Mark Armanini : C’est Walter Boudreau qui m’a lancé le défi de faire l’adaptation! En tant que musicien, j’aime prendre des risques, alors j’étais heureux de me lancer dans l’aventure, mais lorsque j’ai lu la partition, je me suis dit Oh mon dieu, ça va être difficile! En fin de compte, à mesure que j’avançais dans le travail, je me suis aperçu que ça allait mieux que je pensais. C’est tellement bien écrit! Les lignes sont claires et bien définies, la logique d’ensemble est impeccable, alors il a été facile de déterminer quels types d’instruments et de couleurs je pouvais donner à chaque ligne et chaque partie. C’est du côté des musiciens que le défi à relever a été plus ardu. Mais je pense qu’ils l’ont relevé avec brio. Ce fut un apprentissage exceptionnel. Vivier était un prophète. Ce qu’il a écrit à cette époque, inspiré par Bali, était déjà parfait en termes de création de textures et de couleurs, mais dans la version que nous présenterons, c’est comme si tout se mettait en place naturellement pour exprimer une vision de l’oeuvre qui était latente, sous-entendue. Ce sera un Pulau Dewata en version 4K!
Pan M 360 : Décrivez-nous rapidement les autres pièces du concert
Mark Armanini : Gypsy Chronicles est basée sur une chanson de troubadour, et offre au tar, au santour, au oud et à plusieurs percussions comme le darbouka et le tabla de très belles lignes d’expression. La pièce a une texture plutôt rugueuse. C’est une œuvre en quatre mouvements, comme une symphonie de chambre.
À cette époque-là est une suite concertante, elle aussi en quatre mouvements. Il s’agit d’un concerto habillé de sonorités moyen-orientales, et chaque mouvement évoque un type de tapis persan traditionnel. C’est une pièce très diversifiée en termes de textures et de couleurs!
Pareidolia ressemble à une œuvre européenne contemporaine.

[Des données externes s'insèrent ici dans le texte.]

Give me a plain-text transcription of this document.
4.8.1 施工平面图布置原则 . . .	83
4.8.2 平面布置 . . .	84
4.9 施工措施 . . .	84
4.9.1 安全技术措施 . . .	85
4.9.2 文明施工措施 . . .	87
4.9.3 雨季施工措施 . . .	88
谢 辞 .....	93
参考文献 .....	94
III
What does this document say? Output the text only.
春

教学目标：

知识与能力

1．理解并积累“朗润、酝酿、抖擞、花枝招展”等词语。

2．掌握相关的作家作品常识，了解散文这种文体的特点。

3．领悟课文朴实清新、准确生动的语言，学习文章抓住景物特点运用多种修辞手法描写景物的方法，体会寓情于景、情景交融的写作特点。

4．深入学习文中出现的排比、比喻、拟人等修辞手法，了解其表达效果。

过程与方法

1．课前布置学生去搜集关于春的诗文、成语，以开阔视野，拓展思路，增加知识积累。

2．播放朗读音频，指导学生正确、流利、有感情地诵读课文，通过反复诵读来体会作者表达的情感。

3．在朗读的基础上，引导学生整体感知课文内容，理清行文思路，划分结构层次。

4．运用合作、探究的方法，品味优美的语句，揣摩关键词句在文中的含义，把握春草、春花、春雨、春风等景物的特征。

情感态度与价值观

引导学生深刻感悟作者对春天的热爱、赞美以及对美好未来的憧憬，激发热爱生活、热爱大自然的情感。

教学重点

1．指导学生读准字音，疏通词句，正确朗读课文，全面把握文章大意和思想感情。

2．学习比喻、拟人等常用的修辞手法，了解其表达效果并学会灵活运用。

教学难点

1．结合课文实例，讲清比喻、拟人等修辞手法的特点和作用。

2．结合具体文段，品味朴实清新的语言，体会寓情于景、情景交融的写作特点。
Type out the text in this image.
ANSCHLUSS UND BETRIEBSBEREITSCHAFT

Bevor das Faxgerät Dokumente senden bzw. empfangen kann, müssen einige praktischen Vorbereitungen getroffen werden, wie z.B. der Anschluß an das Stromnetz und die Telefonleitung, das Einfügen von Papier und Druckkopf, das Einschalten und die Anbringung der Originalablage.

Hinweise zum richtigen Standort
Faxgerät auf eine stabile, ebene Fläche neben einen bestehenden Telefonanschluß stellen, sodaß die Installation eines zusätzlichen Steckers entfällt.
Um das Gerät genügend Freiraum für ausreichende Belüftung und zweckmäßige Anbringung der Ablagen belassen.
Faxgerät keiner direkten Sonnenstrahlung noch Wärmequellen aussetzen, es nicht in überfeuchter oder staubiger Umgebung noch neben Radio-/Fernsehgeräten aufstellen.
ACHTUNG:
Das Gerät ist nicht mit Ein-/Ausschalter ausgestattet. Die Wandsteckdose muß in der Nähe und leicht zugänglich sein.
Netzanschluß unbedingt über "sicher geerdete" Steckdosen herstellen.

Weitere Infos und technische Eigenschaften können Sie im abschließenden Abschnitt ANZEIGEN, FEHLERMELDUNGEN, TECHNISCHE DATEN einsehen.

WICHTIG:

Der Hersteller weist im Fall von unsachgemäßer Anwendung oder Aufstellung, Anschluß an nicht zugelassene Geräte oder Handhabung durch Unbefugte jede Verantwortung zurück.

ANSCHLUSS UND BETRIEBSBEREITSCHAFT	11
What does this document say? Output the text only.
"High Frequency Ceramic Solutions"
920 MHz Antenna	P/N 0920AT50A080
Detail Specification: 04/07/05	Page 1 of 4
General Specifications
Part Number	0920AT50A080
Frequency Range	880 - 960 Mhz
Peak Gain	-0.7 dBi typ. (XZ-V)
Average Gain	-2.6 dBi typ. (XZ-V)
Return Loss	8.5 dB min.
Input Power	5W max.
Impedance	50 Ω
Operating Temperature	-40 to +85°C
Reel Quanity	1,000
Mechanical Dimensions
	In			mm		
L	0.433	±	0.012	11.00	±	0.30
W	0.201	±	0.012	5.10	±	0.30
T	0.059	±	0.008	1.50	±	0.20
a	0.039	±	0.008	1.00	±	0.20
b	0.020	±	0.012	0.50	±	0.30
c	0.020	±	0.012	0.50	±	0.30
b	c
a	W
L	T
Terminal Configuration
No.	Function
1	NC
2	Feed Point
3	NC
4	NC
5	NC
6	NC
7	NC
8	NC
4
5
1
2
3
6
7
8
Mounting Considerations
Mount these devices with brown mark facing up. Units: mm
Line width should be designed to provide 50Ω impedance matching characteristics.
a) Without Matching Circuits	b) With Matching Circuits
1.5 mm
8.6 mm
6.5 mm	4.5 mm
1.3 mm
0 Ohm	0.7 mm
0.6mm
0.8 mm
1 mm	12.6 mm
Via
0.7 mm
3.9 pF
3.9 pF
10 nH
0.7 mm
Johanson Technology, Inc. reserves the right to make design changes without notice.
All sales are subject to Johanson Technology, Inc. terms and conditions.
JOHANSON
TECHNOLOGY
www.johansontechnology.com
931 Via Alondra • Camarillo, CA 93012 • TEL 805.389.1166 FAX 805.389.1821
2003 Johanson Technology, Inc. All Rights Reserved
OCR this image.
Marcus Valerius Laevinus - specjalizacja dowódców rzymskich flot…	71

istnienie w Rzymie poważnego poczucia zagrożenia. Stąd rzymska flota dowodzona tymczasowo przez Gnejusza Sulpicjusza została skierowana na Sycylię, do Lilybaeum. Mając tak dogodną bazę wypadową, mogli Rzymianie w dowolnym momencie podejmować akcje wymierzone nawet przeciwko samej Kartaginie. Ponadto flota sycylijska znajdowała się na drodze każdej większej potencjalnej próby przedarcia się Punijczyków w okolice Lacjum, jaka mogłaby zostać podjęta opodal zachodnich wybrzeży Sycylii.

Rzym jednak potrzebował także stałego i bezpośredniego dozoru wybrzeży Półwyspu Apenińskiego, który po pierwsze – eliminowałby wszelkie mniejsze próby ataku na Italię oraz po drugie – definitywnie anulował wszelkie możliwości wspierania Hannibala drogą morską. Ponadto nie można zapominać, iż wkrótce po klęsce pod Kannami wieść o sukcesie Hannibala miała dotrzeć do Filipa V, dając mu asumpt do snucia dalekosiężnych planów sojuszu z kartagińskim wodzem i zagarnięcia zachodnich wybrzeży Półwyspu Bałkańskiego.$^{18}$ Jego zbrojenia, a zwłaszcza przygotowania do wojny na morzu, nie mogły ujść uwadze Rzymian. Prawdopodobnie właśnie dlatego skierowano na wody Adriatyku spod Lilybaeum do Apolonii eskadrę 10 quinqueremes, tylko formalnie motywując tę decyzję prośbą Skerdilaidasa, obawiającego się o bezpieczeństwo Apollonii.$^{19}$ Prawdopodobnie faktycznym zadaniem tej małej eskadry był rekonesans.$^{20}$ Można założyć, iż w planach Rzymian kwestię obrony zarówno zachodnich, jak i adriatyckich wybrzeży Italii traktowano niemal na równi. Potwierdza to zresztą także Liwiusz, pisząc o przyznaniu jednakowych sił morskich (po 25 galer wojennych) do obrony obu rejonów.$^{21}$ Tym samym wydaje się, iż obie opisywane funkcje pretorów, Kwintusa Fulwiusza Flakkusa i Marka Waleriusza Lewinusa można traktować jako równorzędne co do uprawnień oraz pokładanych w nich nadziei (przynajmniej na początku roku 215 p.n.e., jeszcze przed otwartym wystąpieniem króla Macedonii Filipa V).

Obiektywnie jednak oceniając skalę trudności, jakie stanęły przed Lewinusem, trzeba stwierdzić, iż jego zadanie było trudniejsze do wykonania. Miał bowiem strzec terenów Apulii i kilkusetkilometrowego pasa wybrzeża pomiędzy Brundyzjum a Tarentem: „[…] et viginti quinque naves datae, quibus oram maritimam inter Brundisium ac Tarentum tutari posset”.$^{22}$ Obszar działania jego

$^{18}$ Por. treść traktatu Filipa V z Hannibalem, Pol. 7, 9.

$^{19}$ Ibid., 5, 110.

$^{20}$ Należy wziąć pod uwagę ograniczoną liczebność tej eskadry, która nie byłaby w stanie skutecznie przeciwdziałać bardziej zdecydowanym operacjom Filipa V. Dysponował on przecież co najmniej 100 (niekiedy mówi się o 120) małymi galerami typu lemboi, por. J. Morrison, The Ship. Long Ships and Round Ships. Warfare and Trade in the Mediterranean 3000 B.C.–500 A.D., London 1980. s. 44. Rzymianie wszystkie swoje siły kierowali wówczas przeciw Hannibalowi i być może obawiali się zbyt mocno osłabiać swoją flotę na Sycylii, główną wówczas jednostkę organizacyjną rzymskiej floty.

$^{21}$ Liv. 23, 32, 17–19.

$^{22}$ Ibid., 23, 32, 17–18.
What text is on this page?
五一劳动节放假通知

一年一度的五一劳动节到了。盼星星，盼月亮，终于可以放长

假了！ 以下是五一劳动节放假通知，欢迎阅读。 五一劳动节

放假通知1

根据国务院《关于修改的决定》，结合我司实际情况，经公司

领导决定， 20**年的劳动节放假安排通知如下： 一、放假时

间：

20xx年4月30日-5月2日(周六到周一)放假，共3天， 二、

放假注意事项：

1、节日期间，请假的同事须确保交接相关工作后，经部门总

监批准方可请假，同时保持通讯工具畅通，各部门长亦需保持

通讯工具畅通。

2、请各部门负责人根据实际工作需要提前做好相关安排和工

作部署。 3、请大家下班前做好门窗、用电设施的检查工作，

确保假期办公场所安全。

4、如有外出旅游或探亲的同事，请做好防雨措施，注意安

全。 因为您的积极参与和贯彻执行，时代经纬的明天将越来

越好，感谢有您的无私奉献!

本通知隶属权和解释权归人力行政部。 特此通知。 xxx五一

Elle est abstraite, mais poétique et plutôt évocatrice, comme les sommets brumeux des montagnes dans des peintures chinoises.
As the first spring blossoms awaken through the snow est une très douce, très chouette petite pièce. Elle est constituée de portions assez importantes d’improvisation, mais dans un contexte contrôlé. La compositrice utilise des techniques élaborées pour mettre en évidence le setar et le oud en explorant leurs possibilités sonores insoupçonnées. Le public sera surpris car il ne reconnaîtra pas les instruments traditionnels. Cela prouve également que ces derniers ont une étendue de possibilités sonores immense, et encore mal explorée.
Pan M 360 : Ce sera le premier concert entièrement consacré à la musique contemporaine pour VICO, disiez-vous. D’après-vous ce sera un concert plus exigeant que ce que vous avez l’habitude de faire?
Mark Armanini : Oui absolument. Le secret dans ce genre de collaboration c’est de chercher à ce que les musiciens se sentent le plus confortable possible. Nous leur demandons beaucoup d’efforts, mais dans le respect de leurs traditions et de leur héritage culturel. Le résultat final est excellent parce que, justement, ils acceptent de prendre des risques qui leur permettent d’évoluer. C’est pour cela qu’ils sont si bons!
Pan M 360 : J’avoue être un peu jaloux. Il faut un ensemble comme celui-ci à Montréal!
Mark Armanini : Mais oui, j’espère que ce sera le cas un jour!
Pan M 360 : Je vous souhaite le meilleur pour le concert et pour l’avenir. Ce que vous faites est très inspirant.
Mark Armanini : Merci beaucoup pour l’invitation.